I understand that breach of a threshold must be reported; however, is the background information as written in the MAG true, where breaching of an objective must also be reported? For example, in terms of schedule (objective would be the threshold plus 6 months), and the objective will end up stretching another 6 months. Is there any higher authority that states that we are to submit deviations based on foreseeing breaching an objective?
To understand the Marine Corps Systems Command Acquisition Guidebook (MAG) paragraph, one must first recognize that cost objectives and schedule objectives are values that are less than the threshold values. For example, a program with a schedule threshold of 12 months would have an objective schedule value that is less than 12 months. The paragraph as written does not require reporting for deviations of an objective value. The paragraph is defining the threshold values using the default definition for Threshold for each parameter. For example, the Objective for schedule is date x, the default threshold for the schedule is date x plus 6 months. If one choses to define the schedule threshold date first, then the threshold is date x and the default Objective would be date x minus 6 months.

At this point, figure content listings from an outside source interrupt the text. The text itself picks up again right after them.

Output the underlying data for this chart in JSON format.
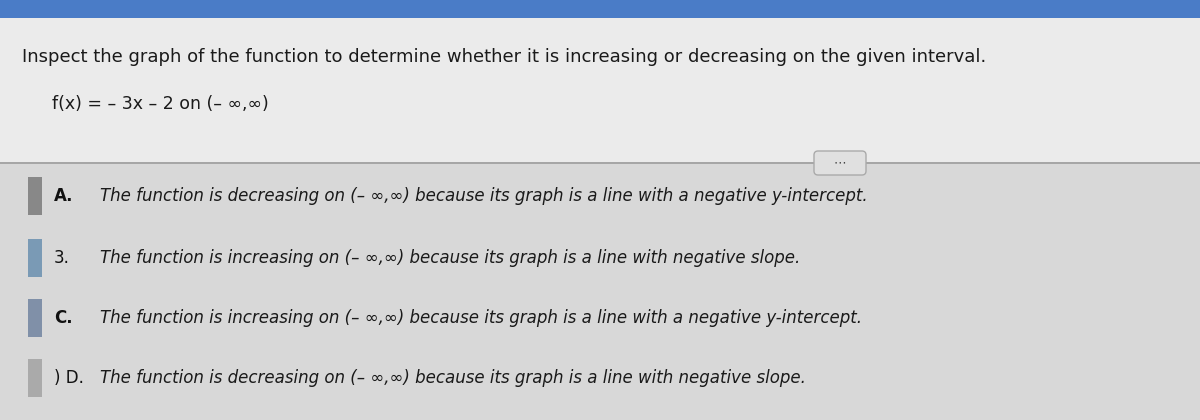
{
  "bg_top_strip_color": "#4a7cc7",
  "bg_upper_color": "#ebebeb",
  "bg_lower_color": "#d8d8d8",
  "title_text": "Inspect the graph of the function to determine whether it is increasing or decreasing on the given interval.",
  "function_line": "f(x) = – 3x – 2 on (– ∞,∞)",
  "divider_color": "#aaaaaa",
  "dots_text": "⋯",
  "options": [
    {
      "prefix": "",
      "label": "A.",
      "text": "The function is decreasing on (– ∞,∞) because its graph is a line with a negative y-intercept.",
      "box_color": "#888888"
    },
    {
      "prefix": "",
      "label": "3.",
      "text": "The function is increasing on (– ∞,∞) because its graph is a line with negative slope.",
      "box_color": "#7a9ab5"
    },
    {
      "prefix": "",
      "label": "C.",
      "text": "The function is increasing on (– ∞,∞) because its graph is a line with a negative y-intercept.",
      "box_color": "#8090a8"
    },
    {
      "prefix": ") ",
      "label": "D.",
      "text": "The function is decreasing on (– ∞,∞) because its graph is a line with negative slope.",
      "box_color": "#aaaaaa"
    }
  ],
  "title_fontsize": 13.0,
  "function_fontsize": 12.5,
  "option_fontsize": 12.0,
  "label_fontsize": 12.0
}
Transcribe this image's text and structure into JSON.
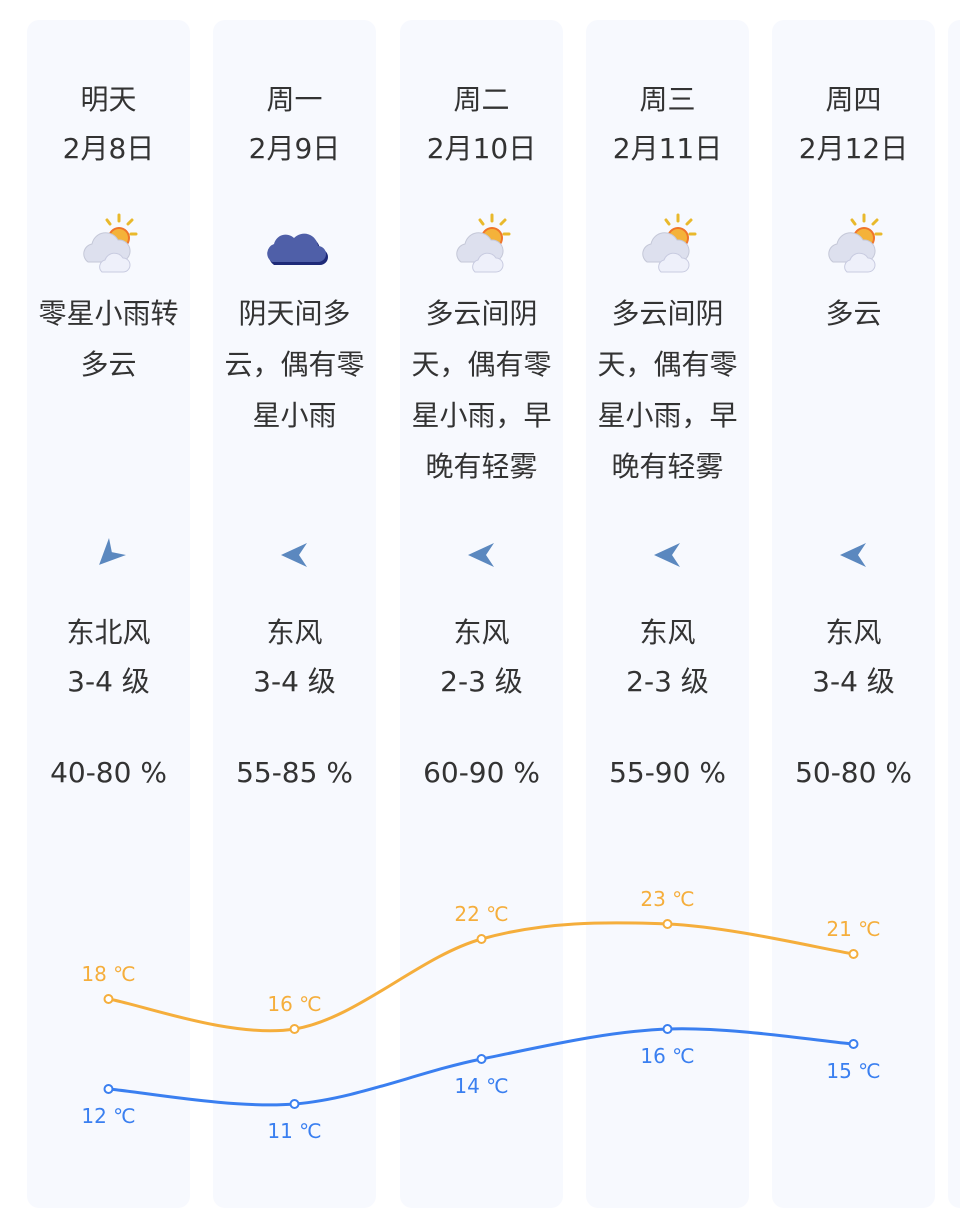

With that understood, yes – there is a higher authority to which to immediately report a breach after it has occurred. In defense acquisition, there are statutory and regulatory requirements defense acquisition professionals must follow. Regulatory authorities are Department and/or Service-specific requirements. Statutory authorities are required congressionally by law, such as the Nunn-McCurdy Act, which was an amendment to Title 10 introduced by Senator Sam Nunn and Congressman Dave McCurdy in the National Defense Authorization Act (NDAA) for Fiscal Year (FY) 1982. This amendment requires that Acquisition Category I (ACAT I) program managers maintain current estimates of Program Acquisition Unit Cost (PAUC) and Average Procurement Unit Cost (APUC). If the PAUC or APUC increases by 25 percent or more over the current Acquisition Program Baseline (APB) objective, or 50 percent or more over the original APB objective, the program must be terminated unless the Secretary of Defense (SECDEF) certifies to Congress that the program is essential to national security. This is stated in the DAU glossary here: DAU Glossary Nunn McCurdy
There are three statutory program breach definitions program managers must know and follow. They are listed in the DAU Adaptive Acquisition Framework Document Identification (AAFDID) here: Statutory Program Breach Definitions. The approved Acquisition Program Baseline (ABP) represents the formal commitment to the Milestone Decision Authority (MDA) and any deviations will be immediately reported if the deviations are 6 months or more beyond the Objective schedule or an Objective cost that has grown by 10 percent or more.